What we are hoping will be a growing area of about half an acre, is looking depressingly waterlogged and I can't work out why. The soil is peaty, loamy structure, and slopes gently down to a huge ditch that surrounds the lowest 2 sides of the field. There were horses in there late summer and it got fairly poached, and now even the bits that I've got flattened seem to be holding water. It's just there in the top 3 inches, and if I dig down, the soil below is pretty dry. The land has always been grazing, and the access isn't great so it isn't as if there has been huge machinery compacting it down.
Any ideas what could have caused the problem, and how I might sort it out. Field drains have been suggested, but down at the depth we'd put them, it's dry. Thanks for any ideas folks.
crofter

The ditch at the bottom sides of your field is not draining your land, it is keeping the next field(s) below it dry. You could dig a ditch at the top of your field to divert water away, or put in field drains as suggested. If you do put in field drains you should backfill with crushed stone so the water can percolate down to the drain. But it will be drier by next spring, even if you do nothing at all...
Paradise Regained

Just a thought - with all the wet weather, has your ground developed a "pan" at about 3 inches which is holding the water in the top few inches? It happened to me a couple of years ago - I thought the sandy veg beds had finally consented to hold moisture for more than 5 seconds until I started digging and found a solid pan about 4 inches down - once I broke up that everything looked as parched as it always did! Sad
woodi

Yes, that is how it seems, though how I'm not sure. Is there a way to break that up without using large machinery? Our soil is over granite, so depth varies from around 2 foot+ to 8 inches, and apart from wanting to avoid compacting any further, it probably won't do the kit any good.
Rob R

To find out if you have got compaction problems it's best to do a few (8 or 9) test holes in a W shape across the field to get a good representive sample. I'm pretty sure that, given the weather we have had this year, that nothing you could have done would eliminate the problem, but doing as crofter said would certainly help allieviate it in future years and give you an idea if you do actually need to do any remedial action on the whole field. Granite is pretty impervious, so it's doubtful if subsoiling would do any good.
Paradise Regained

The only 2 ways I know of dealing with it is to physically break up the pan, and add organic matter to encourage earthworms - as OH says, "earthworms are your friend". As (i think you said) you are looking at cultivating about 1/2 acre, to start work on breaking the pan without compacting using equipment could you take a fork or crowbar for a walk and spike the ground to encourage drainage through the pan - if you can get moisture under the pan before heavy frost the freezing may help to break the pan from below?

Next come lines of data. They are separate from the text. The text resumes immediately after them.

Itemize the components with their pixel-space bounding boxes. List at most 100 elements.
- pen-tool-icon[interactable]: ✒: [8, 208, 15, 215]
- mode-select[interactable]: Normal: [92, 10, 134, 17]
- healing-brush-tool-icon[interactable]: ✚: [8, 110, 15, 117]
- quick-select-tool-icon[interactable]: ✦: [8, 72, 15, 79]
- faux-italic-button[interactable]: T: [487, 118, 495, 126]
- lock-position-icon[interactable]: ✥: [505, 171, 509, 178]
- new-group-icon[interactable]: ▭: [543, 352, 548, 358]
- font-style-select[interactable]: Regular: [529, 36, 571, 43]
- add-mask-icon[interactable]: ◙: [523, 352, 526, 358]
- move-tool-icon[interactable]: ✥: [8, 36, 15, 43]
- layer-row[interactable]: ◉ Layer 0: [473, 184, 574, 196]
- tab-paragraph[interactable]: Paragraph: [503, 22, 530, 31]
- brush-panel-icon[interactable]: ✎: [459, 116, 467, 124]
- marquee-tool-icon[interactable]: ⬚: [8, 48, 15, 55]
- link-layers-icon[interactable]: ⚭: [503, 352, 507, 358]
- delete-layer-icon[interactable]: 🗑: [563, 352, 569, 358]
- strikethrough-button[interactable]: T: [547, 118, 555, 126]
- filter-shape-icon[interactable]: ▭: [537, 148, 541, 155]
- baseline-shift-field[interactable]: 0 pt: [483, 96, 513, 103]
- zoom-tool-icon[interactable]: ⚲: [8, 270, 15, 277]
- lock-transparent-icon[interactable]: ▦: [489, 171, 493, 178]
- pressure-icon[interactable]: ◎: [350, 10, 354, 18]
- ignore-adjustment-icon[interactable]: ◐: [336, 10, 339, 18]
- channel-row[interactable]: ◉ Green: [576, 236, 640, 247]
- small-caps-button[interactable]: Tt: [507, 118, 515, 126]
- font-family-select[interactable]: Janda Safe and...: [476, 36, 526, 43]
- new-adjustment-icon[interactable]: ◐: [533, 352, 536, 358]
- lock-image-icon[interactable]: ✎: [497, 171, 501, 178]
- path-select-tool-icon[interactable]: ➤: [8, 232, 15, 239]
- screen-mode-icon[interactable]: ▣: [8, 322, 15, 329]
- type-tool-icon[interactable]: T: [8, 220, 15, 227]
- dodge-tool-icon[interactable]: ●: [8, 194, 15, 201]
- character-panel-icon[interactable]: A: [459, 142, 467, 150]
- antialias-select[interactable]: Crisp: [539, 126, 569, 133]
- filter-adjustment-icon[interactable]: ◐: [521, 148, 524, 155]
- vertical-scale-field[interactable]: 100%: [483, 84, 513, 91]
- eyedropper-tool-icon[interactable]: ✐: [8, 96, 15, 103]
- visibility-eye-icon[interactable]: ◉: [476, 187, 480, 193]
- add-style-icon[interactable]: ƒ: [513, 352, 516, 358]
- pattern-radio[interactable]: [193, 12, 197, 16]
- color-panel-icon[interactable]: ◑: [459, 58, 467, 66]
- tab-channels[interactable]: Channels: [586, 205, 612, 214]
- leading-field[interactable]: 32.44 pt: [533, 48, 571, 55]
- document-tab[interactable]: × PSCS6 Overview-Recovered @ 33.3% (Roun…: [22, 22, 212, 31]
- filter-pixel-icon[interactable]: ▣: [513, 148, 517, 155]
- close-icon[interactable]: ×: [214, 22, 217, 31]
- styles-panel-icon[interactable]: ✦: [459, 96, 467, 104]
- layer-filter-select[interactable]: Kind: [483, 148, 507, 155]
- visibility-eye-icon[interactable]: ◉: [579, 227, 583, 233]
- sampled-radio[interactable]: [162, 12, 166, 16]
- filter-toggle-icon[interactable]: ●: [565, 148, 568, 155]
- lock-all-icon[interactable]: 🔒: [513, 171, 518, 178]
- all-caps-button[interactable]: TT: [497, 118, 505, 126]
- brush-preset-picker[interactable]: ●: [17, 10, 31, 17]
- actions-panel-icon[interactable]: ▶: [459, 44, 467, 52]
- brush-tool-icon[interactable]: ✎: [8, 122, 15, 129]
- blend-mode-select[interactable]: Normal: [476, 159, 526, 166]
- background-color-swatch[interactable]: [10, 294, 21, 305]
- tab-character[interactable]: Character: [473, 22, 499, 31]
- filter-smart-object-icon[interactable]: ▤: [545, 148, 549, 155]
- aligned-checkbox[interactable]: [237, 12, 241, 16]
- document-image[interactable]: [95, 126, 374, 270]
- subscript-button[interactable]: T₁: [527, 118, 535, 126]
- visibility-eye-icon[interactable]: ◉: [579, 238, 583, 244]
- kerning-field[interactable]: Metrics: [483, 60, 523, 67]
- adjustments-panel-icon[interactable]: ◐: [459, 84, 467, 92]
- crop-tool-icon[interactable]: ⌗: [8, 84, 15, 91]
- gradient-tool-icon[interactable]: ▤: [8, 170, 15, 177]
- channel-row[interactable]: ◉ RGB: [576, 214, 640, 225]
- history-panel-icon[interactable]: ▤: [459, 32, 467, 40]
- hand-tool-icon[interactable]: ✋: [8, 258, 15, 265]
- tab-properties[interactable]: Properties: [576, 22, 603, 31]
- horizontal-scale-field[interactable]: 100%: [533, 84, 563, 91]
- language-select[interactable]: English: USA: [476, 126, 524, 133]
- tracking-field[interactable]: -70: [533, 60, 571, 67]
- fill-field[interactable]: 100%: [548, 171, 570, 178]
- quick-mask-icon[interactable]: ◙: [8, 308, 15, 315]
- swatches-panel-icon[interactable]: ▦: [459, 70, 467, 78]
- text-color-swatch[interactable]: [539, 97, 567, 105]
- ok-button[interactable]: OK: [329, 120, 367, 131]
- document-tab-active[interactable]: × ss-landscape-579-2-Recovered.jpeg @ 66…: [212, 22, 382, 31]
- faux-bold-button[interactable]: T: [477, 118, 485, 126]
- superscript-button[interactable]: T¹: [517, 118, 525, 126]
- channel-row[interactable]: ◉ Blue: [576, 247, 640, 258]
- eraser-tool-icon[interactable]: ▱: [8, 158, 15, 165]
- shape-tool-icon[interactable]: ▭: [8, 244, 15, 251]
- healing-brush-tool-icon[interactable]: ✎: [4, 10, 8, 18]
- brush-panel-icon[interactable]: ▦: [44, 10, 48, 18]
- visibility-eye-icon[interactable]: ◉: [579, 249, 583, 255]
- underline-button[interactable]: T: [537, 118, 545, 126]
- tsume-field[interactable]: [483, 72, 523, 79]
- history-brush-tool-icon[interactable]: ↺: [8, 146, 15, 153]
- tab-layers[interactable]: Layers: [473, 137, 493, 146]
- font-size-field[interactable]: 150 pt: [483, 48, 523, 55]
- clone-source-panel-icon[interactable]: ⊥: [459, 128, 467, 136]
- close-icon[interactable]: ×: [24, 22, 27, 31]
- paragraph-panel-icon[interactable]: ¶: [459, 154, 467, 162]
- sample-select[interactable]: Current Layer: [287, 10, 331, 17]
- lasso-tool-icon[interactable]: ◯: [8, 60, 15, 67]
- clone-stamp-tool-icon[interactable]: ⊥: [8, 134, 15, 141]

As others have said, putting a drain at the top of the field will also help reduce the water in your field which, by may have leaching the nutrients down through the soil to form the pan in the first place.
Bodger

I have the same problem. Our horses have compacted the top few inches and the water isn't soaking in as it used to. If we ever have any dry weather again, its my intention to get a contractor in with a mole plough.